258 bürgernahe Beamte gibt es derzeit in Hamburg. 1981 wurde dieser Sondertyp des Streifenpolizisten in der Hansestadt eingeführt, um für mehr Bürgernähe der Polizei zu sorgen. Inzwischen ist er längst in vielen deutschen Städten präsent, dort nennt man ihn meist "Kontaktbereichsbeamter", in Nordrhein-Westfalen sagt man "Bezirksbeamter", in Bremen "Kontaktpolizist" (KOP).

Den Hamburgern soll mit dem bürgernahen Beamten ein "Freund und Helfer" in jedem Viertel zur Seite gestellt werden, ein bekanntes Gesicht, das Recht und Ordnung vor Ort verkörpert, in der Tradition des Schutzmanns an der Ecke. Jedes der 28 Kommissariate im Stadtgebiet verfügt je nach Fläche und Bevölkerung über einige BünaBe, die meisten arbeiten in Rahlstedt (19) und Billstedt (18). Voraussetzung für den Job: ein Mindestalter von 40 Jahren und viel Erfahrung. Ein gewisses kommunikatives Talent ist natürlich auch nicht von Nachteil.

Für Thorsten Pech ging es zu Beginn vor allem darum, sich den Bewohnern des Viertels bekannt zu machen. Bereits im April begann sein Vorgänger Rolf Früchtenicht, ihn einzuarbeiten und gemeinsam wichtige Einrichtungen zu besuchen. Eine Teestunde im Seniorenkloster gehörte genauso dazu wie die Lehrerkonferenz in den Stadtteilschulen. Sein Arbeitsalltag ist durchaus vielfältig. Strafverfolgung, Seniorenschutz, Gewaltprävention und Diebstahlverfolgung sind nur einige der Tätigkeitsfelder eines BünaBe.

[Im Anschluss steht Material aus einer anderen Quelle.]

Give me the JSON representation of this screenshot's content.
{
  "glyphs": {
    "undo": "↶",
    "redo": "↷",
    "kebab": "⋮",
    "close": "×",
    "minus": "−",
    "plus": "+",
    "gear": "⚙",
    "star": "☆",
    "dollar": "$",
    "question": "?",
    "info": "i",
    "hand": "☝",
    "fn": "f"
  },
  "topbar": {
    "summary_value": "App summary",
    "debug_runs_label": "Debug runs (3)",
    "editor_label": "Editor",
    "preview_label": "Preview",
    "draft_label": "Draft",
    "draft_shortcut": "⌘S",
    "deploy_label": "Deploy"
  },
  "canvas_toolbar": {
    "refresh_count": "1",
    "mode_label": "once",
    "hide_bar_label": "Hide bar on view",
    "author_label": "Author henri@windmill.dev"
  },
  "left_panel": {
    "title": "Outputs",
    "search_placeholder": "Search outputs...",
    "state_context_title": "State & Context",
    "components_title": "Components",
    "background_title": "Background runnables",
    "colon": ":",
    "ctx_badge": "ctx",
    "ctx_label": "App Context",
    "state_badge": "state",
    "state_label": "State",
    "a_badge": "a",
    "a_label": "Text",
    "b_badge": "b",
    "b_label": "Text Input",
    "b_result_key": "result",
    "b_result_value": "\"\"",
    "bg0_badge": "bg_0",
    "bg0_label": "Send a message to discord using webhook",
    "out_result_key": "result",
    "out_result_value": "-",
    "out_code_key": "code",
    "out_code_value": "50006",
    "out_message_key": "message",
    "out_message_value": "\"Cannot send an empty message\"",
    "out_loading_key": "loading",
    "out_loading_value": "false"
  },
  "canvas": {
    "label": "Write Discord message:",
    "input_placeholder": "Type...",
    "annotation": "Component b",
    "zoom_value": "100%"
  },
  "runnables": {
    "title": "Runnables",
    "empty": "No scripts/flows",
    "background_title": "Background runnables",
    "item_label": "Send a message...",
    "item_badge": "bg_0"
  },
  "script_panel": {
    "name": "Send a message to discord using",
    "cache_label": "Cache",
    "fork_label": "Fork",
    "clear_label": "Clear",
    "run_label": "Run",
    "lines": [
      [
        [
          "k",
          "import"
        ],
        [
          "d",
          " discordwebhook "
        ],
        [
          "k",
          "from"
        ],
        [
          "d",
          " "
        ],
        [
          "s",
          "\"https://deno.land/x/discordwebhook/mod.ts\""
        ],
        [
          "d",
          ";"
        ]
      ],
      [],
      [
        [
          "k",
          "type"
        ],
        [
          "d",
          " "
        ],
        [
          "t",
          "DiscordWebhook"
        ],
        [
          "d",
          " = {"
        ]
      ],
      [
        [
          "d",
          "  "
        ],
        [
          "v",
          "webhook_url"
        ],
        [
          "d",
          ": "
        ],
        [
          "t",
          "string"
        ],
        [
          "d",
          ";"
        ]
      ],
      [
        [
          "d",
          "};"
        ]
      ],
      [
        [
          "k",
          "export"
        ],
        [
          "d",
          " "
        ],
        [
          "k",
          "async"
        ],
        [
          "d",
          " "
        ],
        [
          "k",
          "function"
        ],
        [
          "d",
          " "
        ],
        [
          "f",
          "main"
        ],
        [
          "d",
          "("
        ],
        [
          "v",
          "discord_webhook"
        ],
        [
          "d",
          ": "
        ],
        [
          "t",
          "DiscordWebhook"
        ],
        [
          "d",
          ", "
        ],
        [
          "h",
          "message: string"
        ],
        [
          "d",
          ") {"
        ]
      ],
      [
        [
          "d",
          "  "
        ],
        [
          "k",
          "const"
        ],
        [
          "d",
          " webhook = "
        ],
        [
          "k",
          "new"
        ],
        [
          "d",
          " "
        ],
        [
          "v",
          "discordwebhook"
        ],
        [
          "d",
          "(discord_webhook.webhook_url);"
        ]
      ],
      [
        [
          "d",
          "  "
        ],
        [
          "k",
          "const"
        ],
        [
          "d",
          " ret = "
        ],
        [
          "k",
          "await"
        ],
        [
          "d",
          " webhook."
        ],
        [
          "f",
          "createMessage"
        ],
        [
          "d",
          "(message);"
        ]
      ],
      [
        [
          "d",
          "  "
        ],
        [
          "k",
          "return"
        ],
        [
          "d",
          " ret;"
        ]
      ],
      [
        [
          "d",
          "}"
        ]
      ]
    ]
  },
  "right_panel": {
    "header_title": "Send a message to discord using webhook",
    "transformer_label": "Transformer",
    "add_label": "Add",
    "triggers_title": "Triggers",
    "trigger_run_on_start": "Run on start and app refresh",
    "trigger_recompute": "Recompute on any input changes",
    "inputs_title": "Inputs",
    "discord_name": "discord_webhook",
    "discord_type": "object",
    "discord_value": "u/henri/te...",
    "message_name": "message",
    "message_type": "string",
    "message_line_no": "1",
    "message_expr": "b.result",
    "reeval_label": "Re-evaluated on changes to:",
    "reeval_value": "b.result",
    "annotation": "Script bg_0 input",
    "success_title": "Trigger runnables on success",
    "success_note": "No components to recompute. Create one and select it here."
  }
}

Man könnte meinen, dass es in einem wohlhabenden Bezirk wie Eppendorf vergleichsweise wenig für einen bürgernahen Beamten zu tun gibt. Weit gefehlt. Gerade auf der und um die Eppendorfer Landstraße sind Diebstähle und Wohnungseinbrüche zurzeit beinahe an der Tagesordnung. Die Wohnungen werden zumeist am helllichten Tage ausgeraubt, oft schicken die Banden minderjährige "Späher" vor, dann ist Pechs Wachsamkeit besonders gefragt. Gewaltprävention an den Schulen sowie Aufklärungsarbeit in Seniorenheimen über jüngste Betrügereien im Umgang mit so wohlhabenden wie wohleinenden Rentnern (Stichwort "Enkeltrick") sind gerade im schicken Eppendorf ein wichtiges Thema.

Die Filialleiterin eines kleinen Parfümeriegeschäfts begrüßt Thorsten Pech gleich beim Betreten des Ladens und meldet, dass vor Kurzem schon wieder Waren entwendet worden seien. Die beiden beraten, wie gegen die Diebe vorzugehen sei. Die Dame schätzt nach eigenen Angaben das BünaBe-Konzept sehr: "Die bürgernahen Beamten liebt man richtig - sie sind ein Ansprechpartner in allen Lebenslagen."

Ein paar Minuten später wird Pech von einer Frau auf der Eppendorfer Landstraße angesprochen. "Bitte schützen Sie mich, ich habe wertvolle Ware bei mir", sagt sie lächelnd. Kleiner Scherz, die Frau hat lediglich eine Dose Bahlsen-Kekse bei sich. "Wenn Sie mir dann etwas davon abgeben, dann gerne", erwidert Pech. So was passiere ihm häufig - dass ihn die Leute einfach mal nett ansprechen, einen kurzen Scherz mit ihm machen oder einen Plausch mit ihm halten.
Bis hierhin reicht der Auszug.